Adds multi-word expressions found in a quanteda tokens object to a data.frame of words.
Usage
add_multiwords(
word_df,
tokens,
min_hits = 3,
word_field = "words",
levels = c(1, 2)
)
Arguments
- word_df
A data.frame containing words.
- tokens
A word-tokens object, returned by quanteda::tokens.
- min_hits
Numerical. Default is 3. Minimum occurrence of the found multi-word expressions.
- word_field
Character. Default is "words". Name of the column in
word_df
that contains the words.- levels
Numerical (1 or 2). The window size for multi-word expressions.
Value
A data.frame with all information from word_df
, but with added multi-word
expressions in rows.
Additionally, the returned data.frame contains the columns...
'orig_id'
with a unique identifier for each original word, re-used fromword_df
or created new if not present'from'
indicating the word of origin'word_id
(character) with a unique identifier for all words and multi-words'hits
indicating the number of occurrences of the word or multi-word
Examples
tw_data %<>% head(100) %>% clean_text(text_field = 'full_text')

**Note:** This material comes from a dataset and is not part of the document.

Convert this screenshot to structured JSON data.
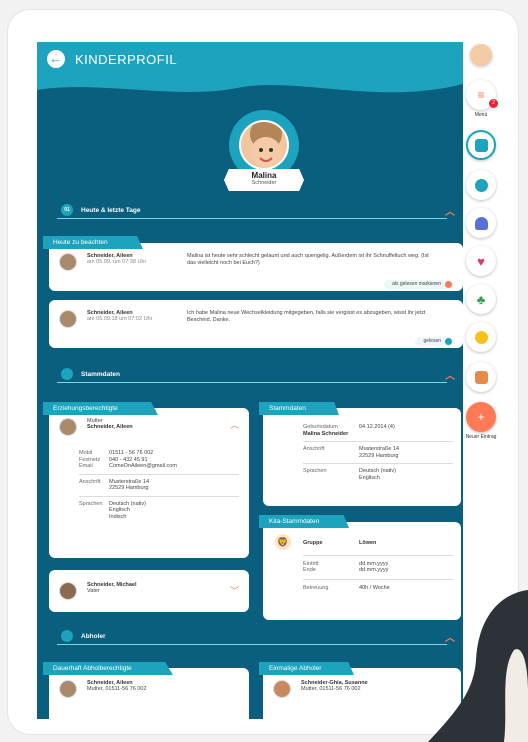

#> Warning: undefined subclass "unpackedMatrix" of class "mMatrix"; definition not updated
#> Warning: undefined subclass "unpackedMatrix" of class "replValueSp"; definition not updated
toks <- quanteda::tokens(tw_data$text)
data.frame(words = c("deutschen", "millionen")) %>%
add_multiwords(tokens = toks,
min_hits = 1,
levels = 1)
#> [1] "Finding multi-word expressions in window = 1..."
#> Joining, by = "from"
#> [1] "Adding missing count of original words:"
#> [1] "Counting word occurrences..."
#> words from word_id orig_id hits
#> 3 der deutschen deutschen 1_001 1 3
#> 1 deutschen deutschen 1 1 6
#> 7 deutschen autokonzern deutschen 1_005 1 1
#> 9 deutschen bundestag deutschen 1_007 1 1
#> 11 deutschen kommissionspräsidentin deutschen 1_009 1 1
#> 12 deutschen politik deutschen 1_010 1 1
#> 10 deutschen unternehmen deutschen 1_008 1 1
#> 8 deutschen wirtschaft deutschen 1_006 1 1
#> 6 einer deutschen deutschen 1_004 1 1
#> 5 im deutschen deutschen 1_003 1 1
#> 4 keinen deutschen deutschen 1_002 1 1
#> 2 millionen millionen 2 2 3
#> 17 millionen euro millionen 2_005 2 1
#> 16 millionen pendler millionen 2_004 2 1
#> 15 millionen von millionen 2_003 2 1
#> 13 sind millionen millionen 2_001 2 1
#> 14 vierzig millionen millionen 2_002 2 1